In our study, the IFG is engaged if individual information is not overvalued relative to social information where it may exert an inhibitory influence on responses based on individual information alone. Thus, engagement of this region may allow participants to appropriately exploit information from other sources so as to make an improved, near optimal choice. This interpretation is consistent with findings for a mediating role of the lIFG in control processes when subjects need to decide between healthy and unhealthy food options (Hare ). One upshot is that the brain areas we highlight as being recruited for integration of social information are in fact components of a network that is fundamental to decision-making under uncertainty (Platt and Huettel, 2008; Bach and Dolan, 2012).

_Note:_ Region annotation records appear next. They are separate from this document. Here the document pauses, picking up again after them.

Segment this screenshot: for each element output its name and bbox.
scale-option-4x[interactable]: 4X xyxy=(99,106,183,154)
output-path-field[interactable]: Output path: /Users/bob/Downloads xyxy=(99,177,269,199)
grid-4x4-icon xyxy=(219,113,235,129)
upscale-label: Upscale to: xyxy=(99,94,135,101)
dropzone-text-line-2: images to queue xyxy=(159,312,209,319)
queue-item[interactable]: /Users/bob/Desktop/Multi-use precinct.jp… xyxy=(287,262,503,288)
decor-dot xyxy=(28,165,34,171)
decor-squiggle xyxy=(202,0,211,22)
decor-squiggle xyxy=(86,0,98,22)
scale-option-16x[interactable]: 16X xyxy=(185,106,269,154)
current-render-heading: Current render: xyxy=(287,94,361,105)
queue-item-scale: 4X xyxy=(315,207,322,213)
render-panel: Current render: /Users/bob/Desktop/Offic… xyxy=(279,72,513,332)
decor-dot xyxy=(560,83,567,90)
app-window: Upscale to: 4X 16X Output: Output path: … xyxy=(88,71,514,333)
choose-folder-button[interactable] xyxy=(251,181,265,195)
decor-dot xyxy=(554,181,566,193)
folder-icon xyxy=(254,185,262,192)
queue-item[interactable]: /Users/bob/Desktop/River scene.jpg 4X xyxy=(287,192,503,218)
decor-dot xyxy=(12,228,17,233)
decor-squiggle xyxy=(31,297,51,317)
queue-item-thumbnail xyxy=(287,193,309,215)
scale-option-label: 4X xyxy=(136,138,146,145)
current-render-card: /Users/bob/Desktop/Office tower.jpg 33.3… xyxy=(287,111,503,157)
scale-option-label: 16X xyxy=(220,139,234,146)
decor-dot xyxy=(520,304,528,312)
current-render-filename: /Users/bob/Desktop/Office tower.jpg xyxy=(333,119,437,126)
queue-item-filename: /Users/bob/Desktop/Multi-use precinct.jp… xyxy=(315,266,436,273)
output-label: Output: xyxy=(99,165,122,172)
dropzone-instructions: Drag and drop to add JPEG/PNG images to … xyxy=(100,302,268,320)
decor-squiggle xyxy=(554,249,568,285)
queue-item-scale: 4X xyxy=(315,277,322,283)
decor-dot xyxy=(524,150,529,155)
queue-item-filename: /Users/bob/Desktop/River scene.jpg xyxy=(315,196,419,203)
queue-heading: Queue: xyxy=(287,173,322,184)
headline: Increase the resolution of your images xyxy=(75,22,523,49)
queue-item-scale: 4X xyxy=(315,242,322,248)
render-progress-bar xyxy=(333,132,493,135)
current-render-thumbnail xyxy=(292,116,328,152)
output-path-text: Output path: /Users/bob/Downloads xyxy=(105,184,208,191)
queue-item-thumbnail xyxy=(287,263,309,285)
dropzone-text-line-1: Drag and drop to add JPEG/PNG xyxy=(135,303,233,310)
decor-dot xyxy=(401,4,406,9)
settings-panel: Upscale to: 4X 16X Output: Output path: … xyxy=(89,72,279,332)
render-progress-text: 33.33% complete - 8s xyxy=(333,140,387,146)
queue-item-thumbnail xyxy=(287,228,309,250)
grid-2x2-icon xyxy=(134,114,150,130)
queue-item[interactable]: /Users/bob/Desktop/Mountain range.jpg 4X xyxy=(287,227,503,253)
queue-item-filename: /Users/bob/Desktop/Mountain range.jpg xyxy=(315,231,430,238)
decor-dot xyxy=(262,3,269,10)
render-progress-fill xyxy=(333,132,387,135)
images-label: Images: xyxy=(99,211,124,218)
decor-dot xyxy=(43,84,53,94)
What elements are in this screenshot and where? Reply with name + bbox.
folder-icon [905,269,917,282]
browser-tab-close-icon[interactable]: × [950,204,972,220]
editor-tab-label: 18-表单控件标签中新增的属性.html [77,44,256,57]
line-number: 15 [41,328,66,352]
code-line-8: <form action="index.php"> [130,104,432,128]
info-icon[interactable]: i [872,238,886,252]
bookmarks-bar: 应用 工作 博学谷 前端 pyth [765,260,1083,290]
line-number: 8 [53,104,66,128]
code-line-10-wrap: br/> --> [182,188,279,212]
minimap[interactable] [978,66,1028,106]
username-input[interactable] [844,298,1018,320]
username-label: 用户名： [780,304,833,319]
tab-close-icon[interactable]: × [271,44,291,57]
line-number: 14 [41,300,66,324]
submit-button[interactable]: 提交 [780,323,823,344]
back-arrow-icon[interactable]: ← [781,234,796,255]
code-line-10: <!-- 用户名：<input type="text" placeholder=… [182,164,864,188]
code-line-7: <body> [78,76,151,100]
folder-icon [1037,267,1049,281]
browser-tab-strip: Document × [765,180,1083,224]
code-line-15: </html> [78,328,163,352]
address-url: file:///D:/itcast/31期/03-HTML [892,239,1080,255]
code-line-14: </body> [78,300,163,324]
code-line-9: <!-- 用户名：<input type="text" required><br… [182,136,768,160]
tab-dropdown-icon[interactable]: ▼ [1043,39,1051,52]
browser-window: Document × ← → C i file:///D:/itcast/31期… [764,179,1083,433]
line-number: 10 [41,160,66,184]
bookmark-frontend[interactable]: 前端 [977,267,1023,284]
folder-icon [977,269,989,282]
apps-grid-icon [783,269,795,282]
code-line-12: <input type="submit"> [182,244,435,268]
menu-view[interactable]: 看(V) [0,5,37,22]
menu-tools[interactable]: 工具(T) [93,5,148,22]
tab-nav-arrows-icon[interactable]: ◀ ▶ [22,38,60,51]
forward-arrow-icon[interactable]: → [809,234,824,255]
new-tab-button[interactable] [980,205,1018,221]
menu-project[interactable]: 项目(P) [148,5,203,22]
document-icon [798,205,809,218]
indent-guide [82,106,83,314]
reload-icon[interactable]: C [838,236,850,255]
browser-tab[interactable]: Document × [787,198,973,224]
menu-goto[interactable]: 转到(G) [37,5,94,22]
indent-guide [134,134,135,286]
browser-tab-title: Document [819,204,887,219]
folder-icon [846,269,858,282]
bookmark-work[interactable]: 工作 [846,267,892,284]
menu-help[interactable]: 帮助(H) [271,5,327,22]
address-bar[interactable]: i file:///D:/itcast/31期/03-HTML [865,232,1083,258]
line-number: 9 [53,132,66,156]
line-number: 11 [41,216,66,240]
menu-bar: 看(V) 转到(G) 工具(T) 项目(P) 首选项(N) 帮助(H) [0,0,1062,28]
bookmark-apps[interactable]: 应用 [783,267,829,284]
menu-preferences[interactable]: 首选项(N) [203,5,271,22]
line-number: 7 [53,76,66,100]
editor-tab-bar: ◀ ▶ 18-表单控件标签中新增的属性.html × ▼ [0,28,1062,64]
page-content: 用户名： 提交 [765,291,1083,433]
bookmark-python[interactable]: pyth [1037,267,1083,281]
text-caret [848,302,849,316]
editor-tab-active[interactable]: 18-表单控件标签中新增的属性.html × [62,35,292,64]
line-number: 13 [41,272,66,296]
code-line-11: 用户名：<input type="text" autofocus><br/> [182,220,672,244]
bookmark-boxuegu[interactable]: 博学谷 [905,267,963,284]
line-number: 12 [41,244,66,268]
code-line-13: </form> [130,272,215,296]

In conclusion, we show that individuals combine distinct sources of social information in a Bayes optimally manner, but when required to integrate individual and social information they are biased toward a reliance on individual information when the latter is highly accurate. In other words in the latter context, there is a strong prior on individual information. Theoretical work on decision-making under uncertainty shows strong priors are to be expected when the cost for making a mistake outweighs the benefit of improving the decision (Trimmer ). In our case, the benefits in refining a decision when an individual decision is already accurate are comparably low, such that taking social information into account carries unnecessary risks. This accords with theoretical accounts on the evolution of social learning where social information, even though available at no cost, embodies a degree of hazard such as the risk of being outdated in variable environments (Kameda and Nakanishi, 2003; Rieucau and Giraldeau, 2011). The intriguing possibility is that humans have evolved stronger priors for individual than social information because a slight overestimation of individual skill and prowess is highly adaptive across a wide range of conditions (Johnson and Fowler, 2011).